GroundedTranslation

Alt text

This is the source code that accompanies Multilingual Image Description with Neural Sequence Models . You can use it to train multilingual multimodal language models for image description.

Dependencies

Data

Download a pre-processed version of the IAPRTC-12 dataset for English and German from Dropbox. Unzip into iaprtc12_eng and iaprtc12_ger, respectively.

Run python util/makejson.py --path iaprtc12_eng followed by python util/jsonmat2h5.py --path iaprtc12_eng to create the dataset.h5 file expected by GroundedTranslation. Repeat this process, replacing eng for ger to create the German dataset.h5 file.

Training an English monolingual model

Run THEANO_FLAGS=floatX=float32,device=gpu0 python train.py --dataset iaprtc12_eng --hidden_size=256 --fixed_seed --run_string=fixed_seed-eng256mlm to train an English Vision-to-Language one-layer LSTM. Training takes 500s/epoch on a Tesla K20X.

By default, this uses --optimiser=adam, --batch_size=100 instances, --big_batch=10000 and --l2reg=1e-8 weight regularisation. The hidden units have --hidden_size=256 dimensions, with dropout parameters of --dropin=0.5, and an --unk=3 threshold for pruning the word vocabulary.

This model should report a maximum BLEU4 of 15.21 (PPLX 6.898) on the val split, using a fixed seed of 1234.

Training a German monolingual model

Run THEANO_FLAGS=floatX=float32,device=gpu0 python train.py --dataset iaprtc12_ger --hidden_size=256 --fixed_seed --run_string=fixed_seed-ger256mlm to train a German Vision-to-Language one-layer LSTM. Training takes 500s/epoch on a Tesla K20X.

By default, this uses --optimiser=adam, --batch_size=100 instances, --big_batch=10000 and --l2reg=1e-8 weight regularisation. The hidden units have --hidden_size=256 dimensions, with dropout parameters of --dropin=0.5, and an --unk=3 threshold for pruning the word vocabulary.

This model should report a maximum BLEU4 of 11.91 (PPLX 9.347) on the val split, using a fixed seed of 1234.

Extracting Hidden Features from a Trained Model

Run THEANO_FLAGS=floatX=float32,device=gpu0 python extract_hidden_features.py --dataset=iaprtc12_eng --model_checkpoints=PATH_TO_MODEL_CHECKPOINTS --hidden_size=256 --h5_writeable to extract the final hidden state representations from a saved model state. The representations will be stored in dataset/dataset.h5 in the gold-hidden_feats-vis_enc-256 field.

You can add --use_predicted_tokens, --hidden_size, and --no_image to affect the label of the storage field. Specifically, --hidden_size can only be varied with an appropriately trained model. --no_image can only be varied with a model trained over only word inputs. --use_predicted_tokens only makes sense with an MLM.

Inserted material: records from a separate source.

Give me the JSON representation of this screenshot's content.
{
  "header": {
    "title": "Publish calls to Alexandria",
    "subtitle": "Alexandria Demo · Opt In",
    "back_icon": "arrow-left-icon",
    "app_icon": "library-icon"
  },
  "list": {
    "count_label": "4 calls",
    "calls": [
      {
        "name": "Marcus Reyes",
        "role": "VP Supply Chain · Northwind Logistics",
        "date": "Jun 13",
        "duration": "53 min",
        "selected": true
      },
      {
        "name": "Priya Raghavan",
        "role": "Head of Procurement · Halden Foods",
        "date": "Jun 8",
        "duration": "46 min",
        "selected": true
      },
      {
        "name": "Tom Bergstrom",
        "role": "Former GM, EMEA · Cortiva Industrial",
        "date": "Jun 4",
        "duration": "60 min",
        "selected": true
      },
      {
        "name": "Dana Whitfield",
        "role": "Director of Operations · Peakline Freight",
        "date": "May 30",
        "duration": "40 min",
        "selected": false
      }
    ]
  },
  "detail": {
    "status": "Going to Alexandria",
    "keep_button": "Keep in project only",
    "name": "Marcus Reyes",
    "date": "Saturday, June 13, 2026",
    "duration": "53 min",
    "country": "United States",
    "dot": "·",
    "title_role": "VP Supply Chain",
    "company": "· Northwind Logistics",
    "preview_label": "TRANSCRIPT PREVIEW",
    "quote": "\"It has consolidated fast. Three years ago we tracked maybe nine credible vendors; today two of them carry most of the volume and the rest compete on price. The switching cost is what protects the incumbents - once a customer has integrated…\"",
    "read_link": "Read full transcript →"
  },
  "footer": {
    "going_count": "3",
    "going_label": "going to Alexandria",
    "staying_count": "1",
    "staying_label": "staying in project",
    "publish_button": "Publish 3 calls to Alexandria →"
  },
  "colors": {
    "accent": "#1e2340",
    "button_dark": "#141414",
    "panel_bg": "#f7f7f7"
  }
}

Training Multilingual Multimodal Models

If you want to train a German model with transferred features from English, run THEANO_FLAGS=floatX=float32,device=gpu0 python train.py --dataset iaprtc12_ger --hidden_size=256 --fixed_seed --source_vectors=iaprtc12_eng --source_type=gold --source_enc=vis_enc --run_string=fixed_seed-eng256mlm-ger256mlm to train a German-to-English one-layer LSTM.

By default, this uses --optimiser=adam, --batch_size=100 instances, --big_batch=10000 and --l2reg=1e-8 weight regularisation. The hidden units have --hidden_size=256 dimensions, with dropout parameters of --dropin=0.5, and an --unk=3 threshold for pruning the word vocabulary.

This model should report a maximum BLEU4 of 14.79 (PPLX 9.525) on the val split, using a fixed seed of 1234. This represents a 2.88 BLEU point improvement over the German monolingual baseline.

In the other direction, let's train an English model with transferred German features: THEANO_FLAGS=floatX=float32,device=gpu0 python train.py --dataset iaprtc12_eng --hidden_size=256 --fixed_seed --source_vectors=iaprtc12_ger --source_type=gold --source_enc=vis_enc --run_string=fixed_seed-ger256mlm-eng256mlm. This model should report a maximum BLEU4 of 19.78 (PPLX 6.148) on the val split, using a fixed seed of 1234. This represents a 4.57 BLEU point improvement over the monolingual baseline.

References

Multilingual Image Description with Neural Sequence Models. Desmond Elliott, Stella Frank, Eva Hasler.